Leaders also have to be careful about the messages they send and make the implicit explicit. For example, if a leader says something like, “We can do this,” people interpret that differently. Someone in a fixed mindset might think it means we already have what we need to succeed, which discourages questioning. Someone with a growth mindset might hear it as, “We’ll figure it out together.” Leaders can avoid this ambiguity by adding clarity: “We can do this, and part of how we’ll succeed is by experimenting and learning along the way.”

Finally, modeling is essential. However, it has to be done with an awareness of power dynamics. Early in my career, I thought leaders should simply do the behaviors they want to see in others. I later realized it is more nuanced. For example, if a leader wants their team to challenge ideas and disagree more, and the leader jumps in first with strong opinions, others may be less inclined to speak up. In these situations, effective leaders ask questions, hold back their own opinions until later, and encourage others to share. I call this asymmetrical modeling. You create space for others to practice the behaviors first, then you follow.

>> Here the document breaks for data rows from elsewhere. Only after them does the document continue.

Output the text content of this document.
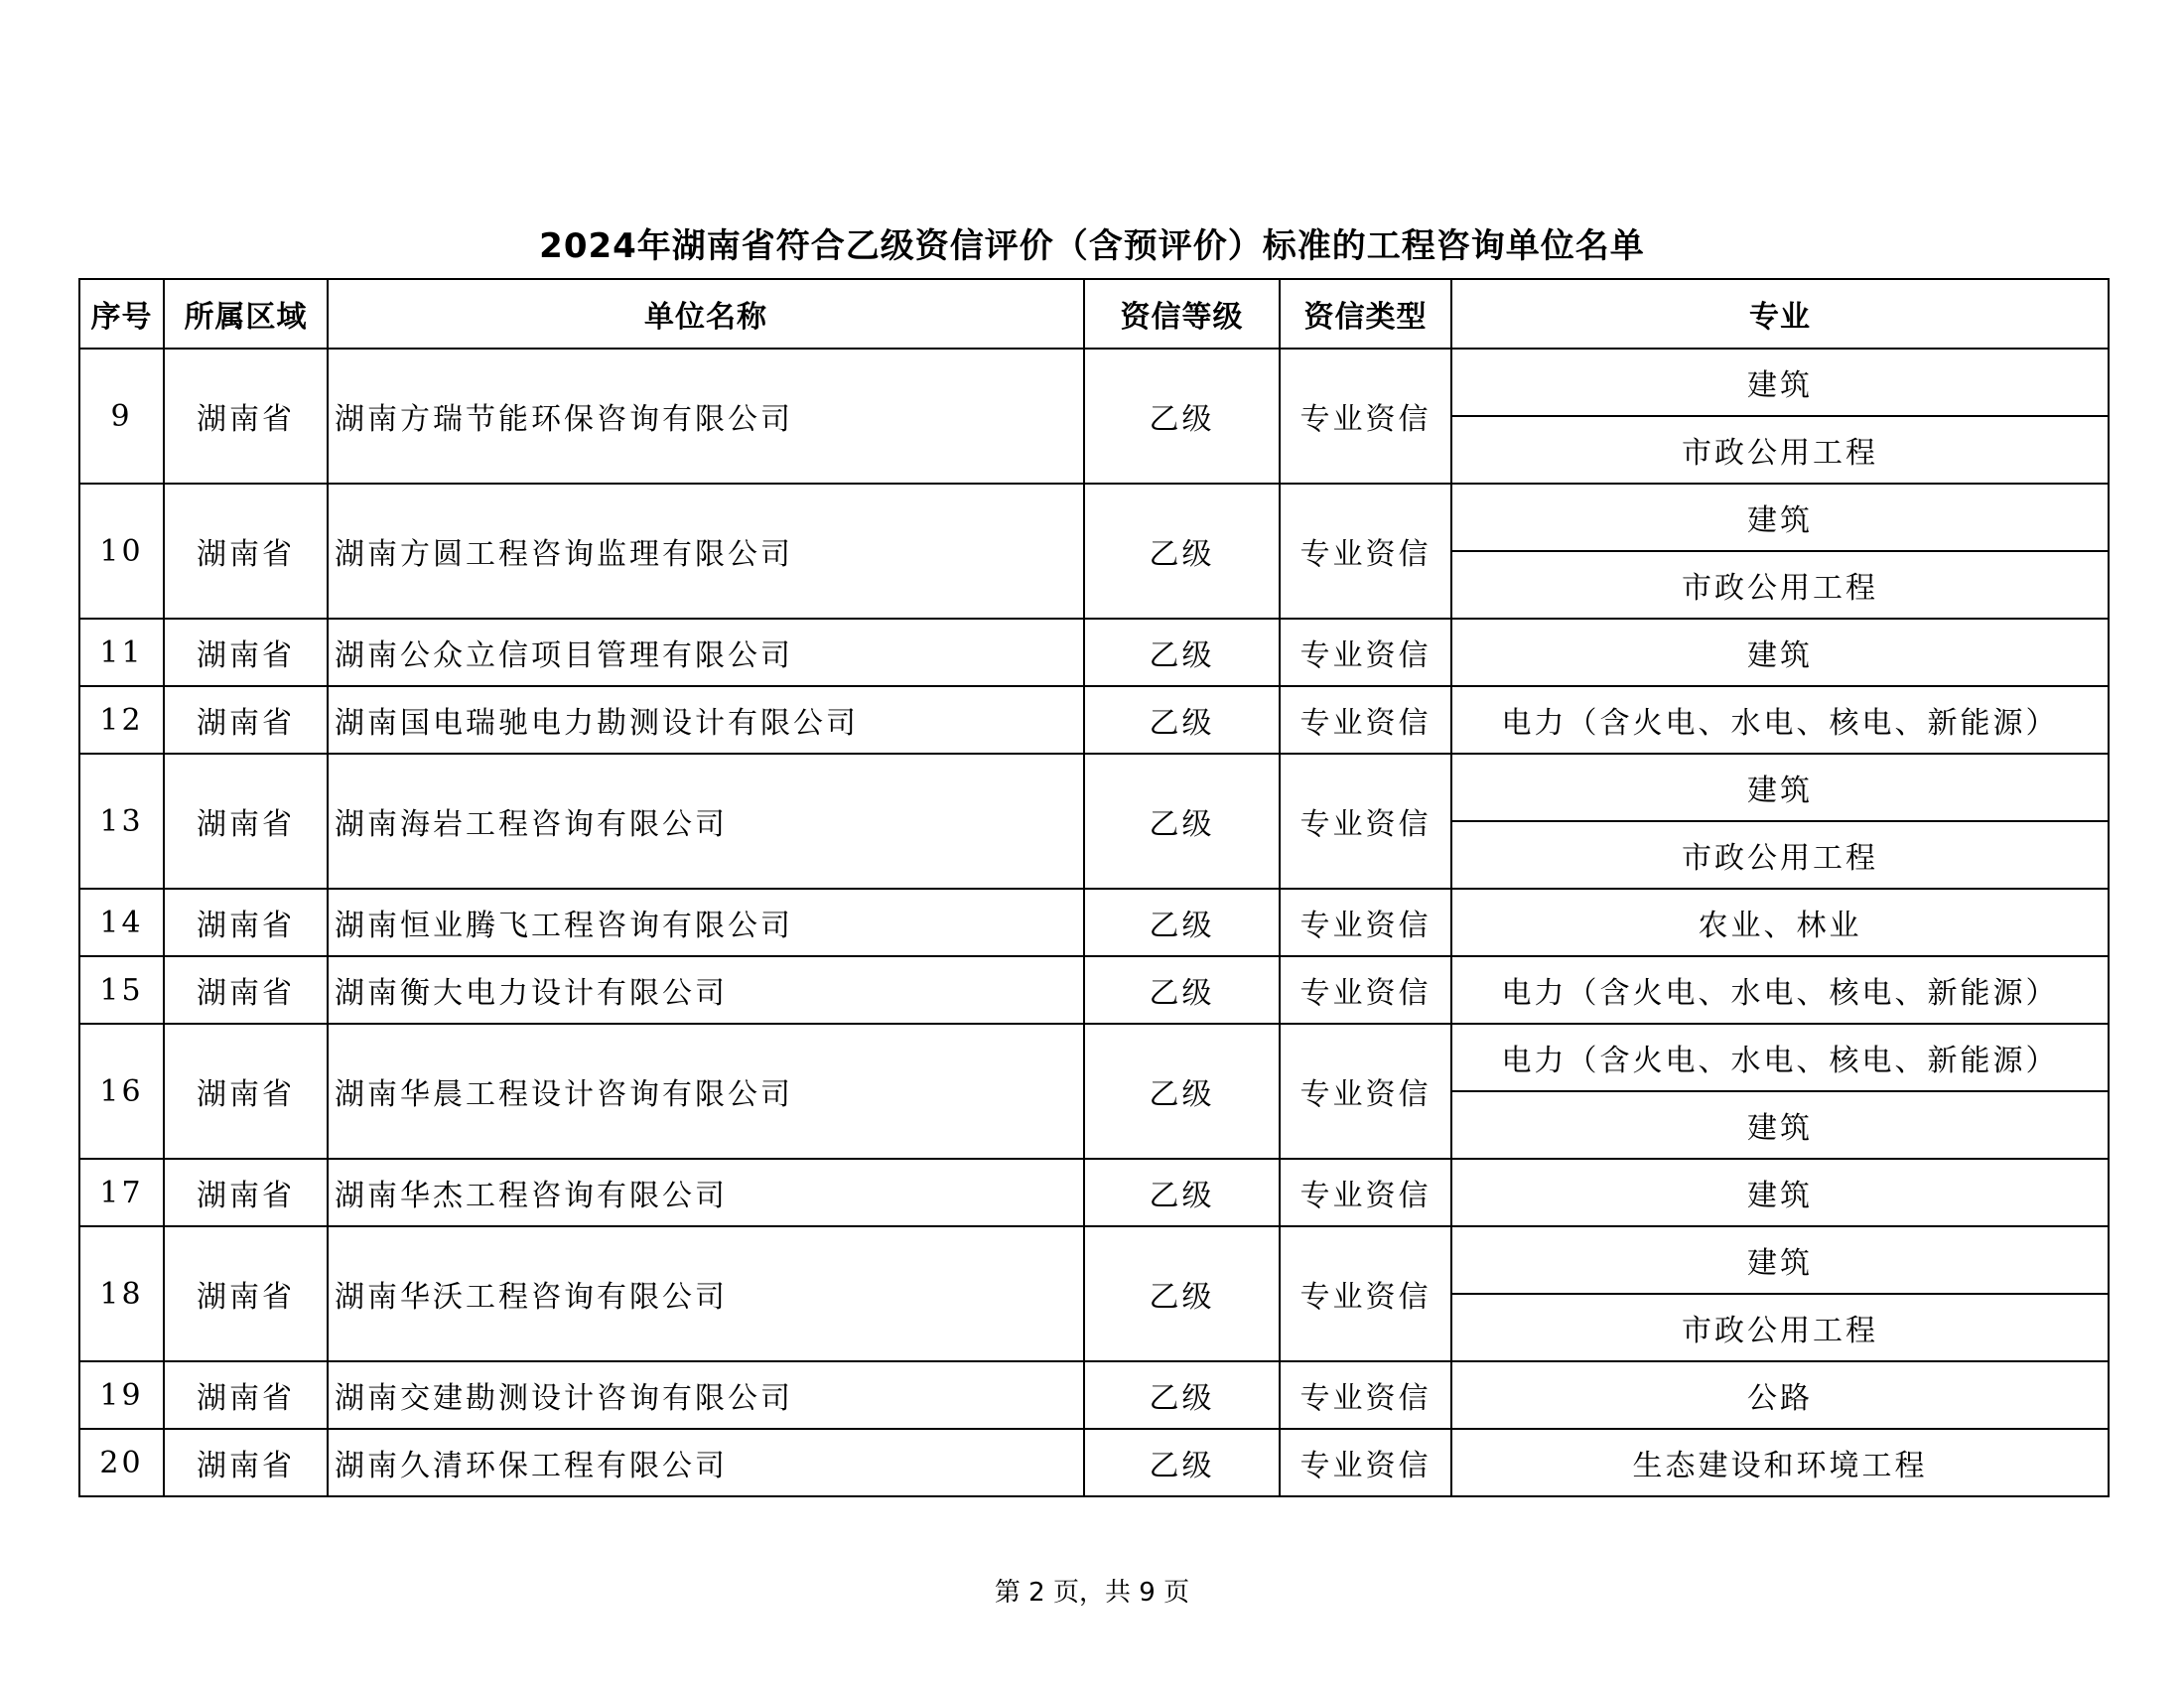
2024年湖南省符合乙级资信评价（含预评价）标准的工程咨询单位名单
序号	所属区域	单位名称	资信等级	资信类型	专业
9	湖南省	湖南方瑞节能环保咨询有限公司	乙级	专业资信	建筑
					市政公用工程
10	湖南省	湖南方圆工程咨询监理有限公司	乙级	专业资信	建筑
					市政公用工程
11	湖南省	湖南公众立信项目管理有限公司	乙级	专业资信	建筑
12	湖南省	湖南国电瑞驰电力勘测设计有限公司	乙级	专业资信	电力（含火电、水电、核电、新能源）
13	湖南省	湖南海岩工程咨询有限公司	乙级	专业资信	建筑
					市政公用工程
14	湖南省	湖南恒业腾飞工程咨询有限公司	乙级	专业资信	农业、林业
15	湖南省	湖南衡大电力设计有限公司	乙级	专业资信	电力（含火电、水电、核电、新能源）
16	湖南省	湖南华晨工程设计咨询有限公司	乙级	专业资信	电力（含火电、水电、核电、新能源）
					建筑
17	湖南省	湖南华杰工程咨询有限公司	乙级	专业资信	建筑
18	湖南省	湖南华沃工程咨询有限公司	乙级	专业资信	建筑
					市政公用工程
19	湖南省	湖南交建勘测设计咨询有限公司	乙级	专业资信	公路
20	湖南省	湖南久清环保工程有限公司	乙级	专业资信	生态建设和环境工程
第 2 页，共 9 页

5) You have written about how top performance often comes from pairing clarity and preparation with strong routines that run almost on autopilot. For individuals or teams in roles that demand constant creativity and adaptability, how can they design these routines to free up mental bandwidth for innovation without slipping into complacency or getting stuck in habits that no longer serve them?

We want to create harmony in what our days and weeks look like, and in the cadence of our work. Great artists and creators often build intentional moments for divergent thinking and play. Some people enjoy taking long walks in nature. Salvador Dalí used to fall asleep holding an object so that when he drifted off, it would drop, make a noise, and wake him up. This allowed him to capture the imagery from his dreams and incorporate it into his work.

Others have their own rituals. I remember reading about a writer who always carried a set of figurines. No matter where he traveled, he would place them on the desk before he started writing, even in a hotel room. Albert Einstein would take breaks to play the violin, which helped him return to his work with new insights. These kinds of routines can get us into the right mental state for creativity.

In design thinking, there are structures for each stage of the process. There are established norms for engaging in divergent thinking, generating ideas, and making sense of them afterward. These structures are designed to create the conditions for the type of thinking we need at that moment.

Routine works the same way. Jean Monnet, one of the architects of the European Union, would begin each day with a long walk. That was his most effective way to problem-solve and generate creative ideas. Again, Einstein’s violin practice served a similar purpose, creating mental space for breakthroughs.

Teams can do this too. When working on a design thinking project, starting with empathy interviews is a routine that helps us learn, surface insights, and discover opportunities we might otherwise overlook. The goal is to be intentional about our habits and structures so that they generate the creativity, reflection, and problem-solving we desire, rather than just falling into patterns that keep us busy but uninspired.